Fig.3: The applet found in the top center of the page will show the protein in this format.

  • Step4: Viewing initial results of TRAPP-Analysis and running K-means clustering
  • When the job has completed you can open a page, View Analysis, containing the preliminary results of the TRAPP-Analysis procedure. The default parameters of the TRAPP-Analysis have been used at this step.

    You can then run K-means clustering by clicking Re-run TRAPP-Analysis, and then selecting do k-means clustering , Maximum value of deviation to be shown in plots as 1.5 Angstroms and Geometric centers of each residue

    The results of this will be found when View Analysis is clicked. The results show that the residues Ile41, Arg53, Pro85 and Phe88 have the greatest variability.

Fig.4: The clustering of structures and RMSD binding site analysis of the four cluster representatives.

  • Step5: Running TRAPP-Pocket and viewing the simulation and MSA results
  • Click Run TRAPP-Pocket followed by Launch TRAPP-Pocket on the following page, so that TRAPP-Pocket will run with the default parameters.

    Select the checkbox Show conservation, to colour the reference structure according to the per-residue differential sequence conservation. This gives a blue colour for conserved residues and a red colour for residues that are not conserved between the on and off-target sequences.

    Select 50% for Appearing pockets. The red isocontours that appear show the opening of small sub-pockets near Ser40/Ile41, Met49 and Phe88. (see Fig.5)

    Viewing the MSA shows that there is full conservation of amino acid positions 41, 49 and 88, and partial conservation of position 40 between the representatives of trypanosomatids. However the colouring shows that these positions differ from the human DHFR in terms of size or charge.

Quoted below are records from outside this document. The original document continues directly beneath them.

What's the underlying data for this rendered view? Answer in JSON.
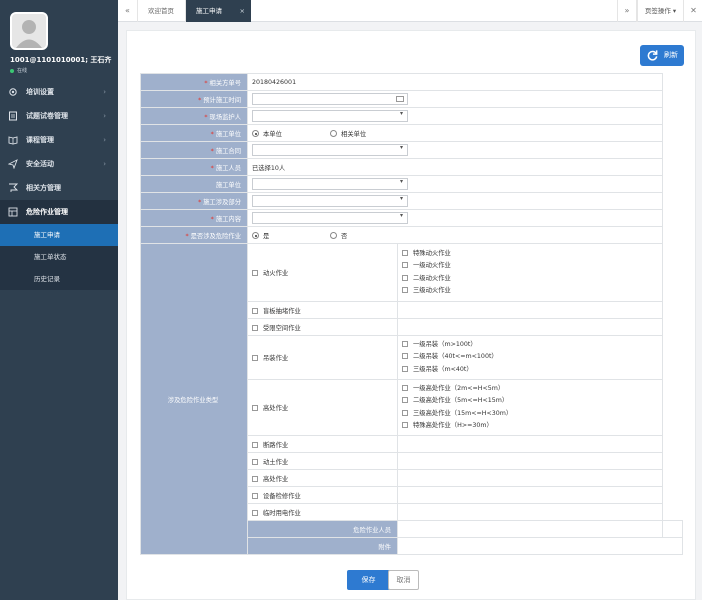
{
  "user": {
    "name": "1001@1101010001; 王石齐",
    "status": "在线"
  },
  "menu": [
    {
      "label": "培训设置",
      "icon": "gear-icon"
    },
    {
      "label": "试题试卷管理",
      "icon": "document-icon"
    },
    {
      "label": "课程管理",
      "icon": "book-icon"
    },
    {
      "label": "安全活动",
      "icon": "send-icon"
    },
    {
      "label": "相关方管理",
      "icon": "flag-icon"
    },
    {
      "label": "危险作业管理",
      "icon": "grid-icon"
    }
  ],
  "submenu": [
    "施工申请",
    "施工单状态",
    "历史记录"
  ],
  "tabs": {
    "home": "欢迎首页",
    "current": "施工申请",
    "ops": "页签操作"
  },
  "refresh_label": "刷新",
  "form": {
    "order_no_label": "相关方单号",
    "order_no": "20180426001",
    "start_time_label": "预计施工时间",
    "supervisor_label": "现场监护人",
    "unit_label": "施工单位",
    "unit_opt1": "本单位",
    "unit_opt2": "相关单位",
    "contract_label": "施工合同",
    "workers_label": "施工人员",
    "workers_value": "已选择10人",
    "unit2_label": "施工单位",
    "area_label": "施工涉及部分",
    "content_label": "施工内容",
    "danger_label": "是否涉及危险作业",
    "danger_yes": "是",
    "danger_no": "否",
    "types_label": "涉及危险作业类型",
    "personnel_label": "危险作业人员",
    "attachment_label": "附件"
  },
  "danger_types": {
    "fire": "动火作业",
    "fire_levels": [
      "特殊动火作业",
      "一级动火作业",
      "二级动火作业",
      "三级动火作业"
    ],
    "blind": "盲板抽堵作业",
    "confined": "受限空间作业",
    "lifting": "吊装作业",
    "lifting_levels": [
      "一级吊装（m>100t）",
      "二级吊装（40t<=m<100t）",
      "三级吊装（m<40t）"
    ],
    "height": "高处作业",
    "height_levels": [
      "一级高处作业（2m<=H<5m）",
      "二级高处作业（5m<=H<15m）",
      "三级高处作业（15m<=H<30m）",
      "特殊高处作业（H>=30m）"
    ],
    "road": "断路作业",
    "earth": "动土作业",
    "height2": "高处作业",
    "equipment": "设备检修作业",
    "temp_power": "临时用电作业"
  },
  "buttons": {
    "save": "保存",
    "cancel": "取消"
  }
}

Met49, Phe88 and Ser/Thr40 in parasite DHFR are exchanged to Phe, Asn and Asp in the human DHFR respectively. (see Fig.6)

    Furthermore, the ProSAT+ tool can be used to show that residues Ile41 and Met49 (Leu22 and Phe31 in human DHFR) which are identified as flexible, non-conserved and close to the appearing sub-pocket, are known mutagenesis sites in human DHFR (Leu22 to Arg and Phe31 to Arg) which affect catalytic activity and the binding affinity of methotrexate. (see Fig.7)

Fig.5: Appearing sub-pockets are shown by red isocontours with close residues that are not conserved between the on- and off-targets (Trypanosoma cruzi DHFR and human DHFR) labelled. Residues I41 and M49 correspond to L22 and F31 in human DHFR.

Fig.6: Multiple sequence alignment results with the residue number of conserved residues 40, 41 and 49 higlighted in red. The row labelled DYR HUMAN shows the off-target sequence.

Fig.7: ProSAT+ results showing the residues L22 and F31 in human DHFR, whose mutation affects inhibitor binding and catalytic activity.